The new hotel room, while not the Ritz, was a dramatic improvement on what had gone before. Why did they bend over backwards so much? Well, we found out the next day, but that’s another story. Back to today - as a traveller you always try to be aware of your surroundings and your first impressions are usually right. The hotel reception was on the first floor of yet another downtown apartment block and the door was guarded by a heavily armed private security guard hired directly after the completion of the latest Rambo film. The upper floors contained the hotel rooms. We were on the top floor and I realised that apart from the main staircase outside out door, there was no other escape route in event of fire. We were so tired by this stage that we just didn’t care any more. We had a hot shower in the new hotel room just because we could! Wonderful. Then out into the Wild West streets of Ulaanbaatar.
In all seriousness, there was a threatening feel to the place.

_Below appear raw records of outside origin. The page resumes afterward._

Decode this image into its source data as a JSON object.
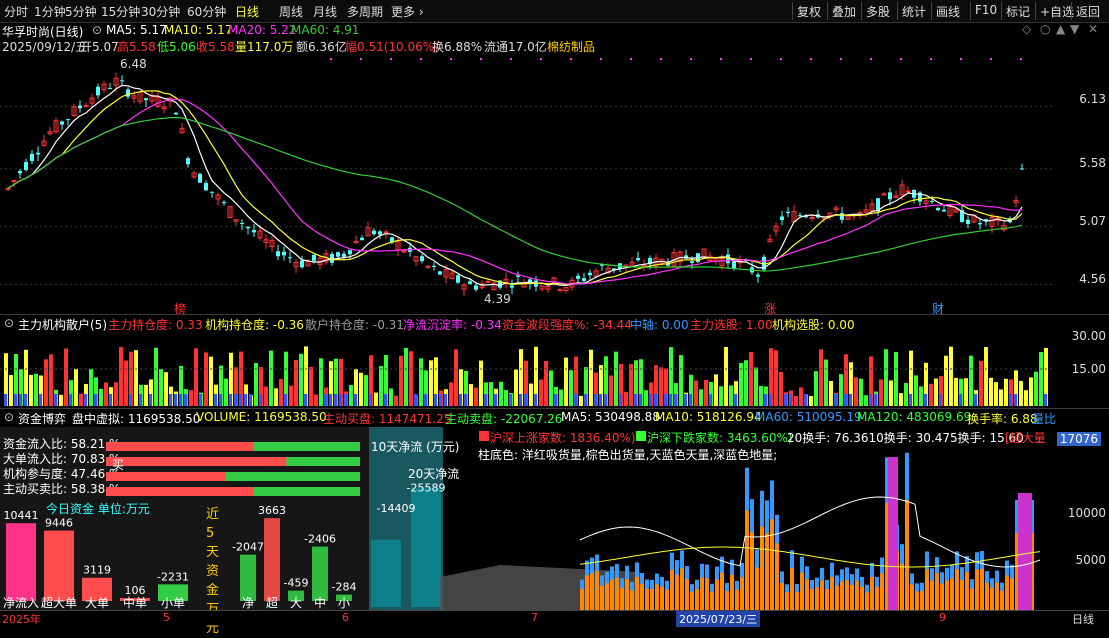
{
  "toolbar": {
    "left_tabs": [
      "分时",
      "1分钟",
      "5分钟",
      "15分钟",
      "30分钟",
      "60分钟",
      "日线",
      "周线",
      "月线",
      "多周期",
      "更多"
    ],
    "active_tab": "日线",
    "right_buttons": [
      "复权",
      "叠加",
      "多股",
      "统计",
      "画线",
      "F10",
      "标记",
      "+自选",
      "返回"
    ]
  },
  "stock": {
    "title": "华孚时尚(日线)",
    "ma": {
      "ma5": "MA5: 5.17",
      "ma10": "MA10: 5.17",
      "ma20": "MA20: 5.22",
      "ma60": "MA60: 4.91"
    },
    "date": "2025/09/12/五",
    "open": "开5.07",
    "high": "高5.58",
    "low": "低5.06",
    "close": "收5.58",
    "volume": "量117.0万",
    "amount": "额6.36亿",
    "change": "幅0.51(10.06%)",
    "turnover": "换6.88%",
    "float_cap": "流通17.0亿",
    "sector": "棉纺制品"
  },
  "price_axis": [
    "6.13",
    "5.58",
    "5.07",
    "4.56"
  ],
  "price_annotations": {
    "high_mark": "6.48",
    "low_mark": "4.39"
  },
  "event_markers": [
    "榜",
    "涨",
    "财"
  ],
  "main_chart": {
    "series": [
      "K线",
      "MA5",
      "MA10",
      "MA20",
      "MA60"
    ],
    "ma_colors": {
      "ma5": "#ffffff",
      "ma10": "#ffff33",
      "ma20": "#ff33ff",
      "ma60": "#33cc33"
    },
    "up_color": "#ff3333",
    "down_color": "#54ffff"
  },
  "indicator": {
    "title": "主力机构散户(5)",
    "items": [
      {
        "label": "主力持仓度: 0.33",
        "color": "#ff3333"
      },
      {
        "label": "机构持仓度: -0.36",
        "color": "#ffff33"
      },
      {
        "label": "散户持仓度: -0.31",
        "color": "#999999"
      },
      {
        "label": "净流沉淀率: -0.34",
        "color": "#ff33ff"
      },
      {
        "label": "资金波段强度%: -34.44",
        "color": "#ff3333"
      },
      {
        "label": "中轴: 0.00",
        "color": "#3399ff"
      },
      {
        "label": "主力选股: 1.00",
        "color": "#ff3333"
      },
      {
        "label": "机构选股: 0.00",
        "color": "#ffff33"
      }
    ],
    "axis": [
      "30.00",
      "15.00"
    ]
  },
  "fund": {
    "title": "资金博弈",
    "items": [
      {
        "label": "盘中虚拟: 1169538.50",
        "color": "#ffffff"
      },
      {
        "label": "VOLUME: 1169538.50",
        "color": "#ffff33"
      },
      {
        "label": "主动买盘: 1147471.25",
        "color": "#ff3333"
      },
      {
        "label": "主动卖盘: -22067.26",
        "color": "#33ff33"
      },
      {
        "label": "MA5: 530498.88",
        "color": "#ffffff"
      },
      {
        "label": "MA10: 518126.94",
        "color": "#ffff33"
      },
      {
        "label": "MA60: 510095.19",
        "color": "#3399ff"
      },
      {
        "label": "MA120: 483069.69",
        "color": "#33ff33"
      },
      {
        "label": "换手率: 6.88",
        "color": "#ffff33"
      },
      {
        "label": "量比",
        "color": "#3399ff"
      }
    ],
    "ratios": [
      {
        "label": "资金流入比: 58.21 %",
        "fill": 0.58
      },
      {
        "label": "大单流入比: 70.83 %",
        "fill": 0.71,
        "suffix": "买"
      },
      {
        "label": "机构参与度: 47.46 %",
        "fill": 0.47
      },
      {
        "label": "主动买卖比: 58.38 %",
        "fill": 0.58
      }
    ],
    "today_title": "今日资金 单位:万元",
    "today_values": [
      "10441",
      "9446",
      "3119",
      "106",
      "-2231"
    ],
    "today_labels": [
      "净流入",
      "超大单",
      "大单",
      "中单",
      "小单"
    ],
    "recent5_title": "近5天资金万元",
    "recent5_values": [
      "-2047",
      "3663",
      "-459",
      "-2406",
      "-284"
    ],
    "recent5_labels": [
      "净",
      "超",
      "大",
      "中",
      "小"
    ],
    "net10_title": "10天净流 (万元)",
    "net20_title": "20天净流",
    "net10_value": "-14409",
    "net20_value": "-25589",
    "market_up": "沪深上涨家数: 1836.40%)",
    "market_down": "沪深下跌家数: 3463.60%)",
    "turnover20": "20换手: 76.3610换手: 30.475换手: 15.60",
    "super_big": "[超大量",
    "bar_legend": "柱底色: 洋红吸货量,棕色出货量,天蓝色天量,深蓝色地量;",
    "vol_axis": [
      "17076",
      "10000",
      "5000"
    ],
    "bottom_dates": [
      "2025年",
      "5",
      "6",
      "7",
      "2025/07/23/三",
      "9"
    ],
    "corner_label": "日线"
  }
}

A lot of drunken persons about and most things in disrepair - cars, buildings, roads, paths, people. On day one I felt vulnerable. I had no guide, and a language that I couldn’t read or understand. Streets became alleyways, cars slowed down to look at you, especially at night leading to a certain level of paranoia that was probably unjust. By day two in UB (as it is called by ex-pats) we had settled down and accepted the place somewhat, at least during the day. I would say that after a week it would seem home from home. Learn some of the language, learn to read the signs and the place would open up before you. So don’t always go by your first impressions. The guide map we purchased was so haphazard that you went by pictures of the buildings you were looking for. They tended to be down side streets and alleyways or behind buildings in out of the way places you could never find. We had dinner in a recommended restaurant ‘The Silk Road’, named after the route we were more or less following from China towards Europe. The old camel drivers route for transporting silk and tea to the European teahouses and shops of cosmopolitan Europe. A terrific meal totally out of keeping with the style of the rest of UB and way beyond the normal price range, but on our first night in town it gave us some much needed westernised comfort. After an uneventful early walk back to the hotel while still daylight we retired to bed instead of finding another bar for a drink. Just too many culture shocks for me in one day.


Rolfe Bautista said...

your blog is very interesting. I love what you are doing!

Rob Innis said...

Tj - Fascinating. I think the photo of the arm handing the money down to the locals is a very powerful image.